Navy nurse remembers career fondly

t was a love of country that took Grace Foeller Davis from being a company nurse to joining the Navy.
“I wanted to help my country during the war,” Davis said. “I wanted to have a taste of service life.”
Davis is the oldest living resident at the Veterans Home in Retsil, near Port Orchard.
The 101-year-old former lieutenant commander was born in East Rutherford N.J. on Sept. 8, 1911.
After graduating high school, she attended Drakes Business College and then moved to New Jersey to work for Bell Telephone Co.
A year later, Davis enrolled in the Mountainside Hospital of Nursing in Montclair, N.J. and in 1936, Davis became a registered nurse. She worked several years as a nurse for Walter Kidde, a company that made fire extinguishers.
In that position, Davis was responsible for check-ups for employees and was in charge of the company clinic.

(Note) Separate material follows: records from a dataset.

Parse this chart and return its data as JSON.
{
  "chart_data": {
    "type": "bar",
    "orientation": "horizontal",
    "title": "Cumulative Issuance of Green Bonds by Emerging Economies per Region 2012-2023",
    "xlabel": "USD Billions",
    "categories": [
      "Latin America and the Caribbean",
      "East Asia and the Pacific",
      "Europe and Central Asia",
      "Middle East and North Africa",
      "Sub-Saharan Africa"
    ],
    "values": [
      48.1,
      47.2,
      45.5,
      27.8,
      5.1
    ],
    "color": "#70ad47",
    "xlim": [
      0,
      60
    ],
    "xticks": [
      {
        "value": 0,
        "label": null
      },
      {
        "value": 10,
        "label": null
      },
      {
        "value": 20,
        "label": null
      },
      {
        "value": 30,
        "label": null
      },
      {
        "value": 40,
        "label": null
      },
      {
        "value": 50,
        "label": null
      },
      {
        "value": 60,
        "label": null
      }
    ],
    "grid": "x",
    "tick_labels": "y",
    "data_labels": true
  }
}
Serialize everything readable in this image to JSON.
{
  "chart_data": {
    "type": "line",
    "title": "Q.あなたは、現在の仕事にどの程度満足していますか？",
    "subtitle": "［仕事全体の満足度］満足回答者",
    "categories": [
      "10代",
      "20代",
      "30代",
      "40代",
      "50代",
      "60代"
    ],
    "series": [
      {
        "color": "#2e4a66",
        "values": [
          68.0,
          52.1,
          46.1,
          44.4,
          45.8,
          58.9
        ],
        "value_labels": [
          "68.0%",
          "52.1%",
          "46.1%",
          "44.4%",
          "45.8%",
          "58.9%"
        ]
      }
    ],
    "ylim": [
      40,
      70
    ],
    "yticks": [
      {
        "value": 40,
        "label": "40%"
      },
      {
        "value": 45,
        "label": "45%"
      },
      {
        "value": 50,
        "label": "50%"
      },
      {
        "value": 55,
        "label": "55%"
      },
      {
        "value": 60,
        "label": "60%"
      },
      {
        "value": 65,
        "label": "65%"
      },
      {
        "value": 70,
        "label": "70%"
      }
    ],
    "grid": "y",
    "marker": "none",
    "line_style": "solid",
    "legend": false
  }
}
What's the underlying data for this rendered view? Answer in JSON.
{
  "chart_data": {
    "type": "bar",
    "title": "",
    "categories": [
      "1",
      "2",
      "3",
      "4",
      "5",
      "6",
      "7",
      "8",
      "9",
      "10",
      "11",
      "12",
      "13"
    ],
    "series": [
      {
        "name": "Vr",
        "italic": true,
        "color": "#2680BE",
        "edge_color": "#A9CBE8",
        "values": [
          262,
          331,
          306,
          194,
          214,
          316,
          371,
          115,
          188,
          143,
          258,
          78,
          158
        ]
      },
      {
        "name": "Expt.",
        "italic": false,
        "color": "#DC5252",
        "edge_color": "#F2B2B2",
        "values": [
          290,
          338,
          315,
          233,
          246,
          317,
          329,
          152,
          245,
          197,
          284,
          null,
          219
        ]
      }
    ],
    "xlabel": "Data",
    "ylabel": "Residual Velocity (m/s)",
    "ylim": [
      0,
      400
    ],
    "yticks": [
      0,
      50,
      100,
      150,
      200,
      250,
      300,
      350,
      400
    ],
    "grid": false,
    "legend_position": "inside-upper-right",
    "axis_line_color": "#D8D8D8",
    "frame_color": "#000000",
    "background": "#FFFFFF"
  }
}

“The people I worked with were great,” she said. “I really liked working there in the clinic.”
But she had a calling to do more — to join the U.S. Navy. So she enlisted and became a Navy nurse, a career she enjoyed until she retired in 1964.
Davis loved getting orders and traveling to new places. She worked in San Diego, Hawaii and Japan.
“I enjoyed my work,” she said. “I worked in a lot of clinics and I enjoyed the people I worked with. Some people didn’t like working with civilians. But I did.”
Little did Davis know that she would meet her husband working at a Navy hospital.
During World War II, Commander Edwin Carrier Davis was in charge of a minesweeper in the South Pacific region. Edwin, whose passion was aviation, crashed in a hang glider. While recovering at a Navy hospital, he was cared for by Davis.
“He broke both legs in that accident,” she laughed. “He was in the hospital for about a year. But he just loved airplanes and flying.”
They were married in Yokosuka, Japan in 1955 and moved to Bremerton in 1957.
“We lived at different bases until my husband retired,” she said.
Edwin, who was from Dollar Bay, Mich., retired as a commander and was an authority on U.S. Navy aircraft of the 1930 to 1960 era.
She wrapped up a 21-year career in 1964 after a third stint at the Naval hospital in Bremerton.
“I had to set up a lot of clinics in my time,” Davis said.
After retirement, Davis spent time knitting, reading and going to church.
“I’ve always been busy with my hands,” she said.
For years, she drove her mother and husband to church service every Sunday morning.
Grace and Edwin moved to the Veterans Home in April 2008. Edwin, who once taught at Virginia Tech University, passed away a year later at 101.
Today, Davis knits, watches TV and once in a while sends a letter to a friend.
Although she’s not familiar with computers or emailing, she has an old typewriter behind her chair.
“I can still type on that old typewriter if I need to write a letter,” Davis laughed.
She never regrets joining the Navy.
“They hated when I left (Walter Kidde Co.) to join the Navy,” she said. “But I have never been sorry.”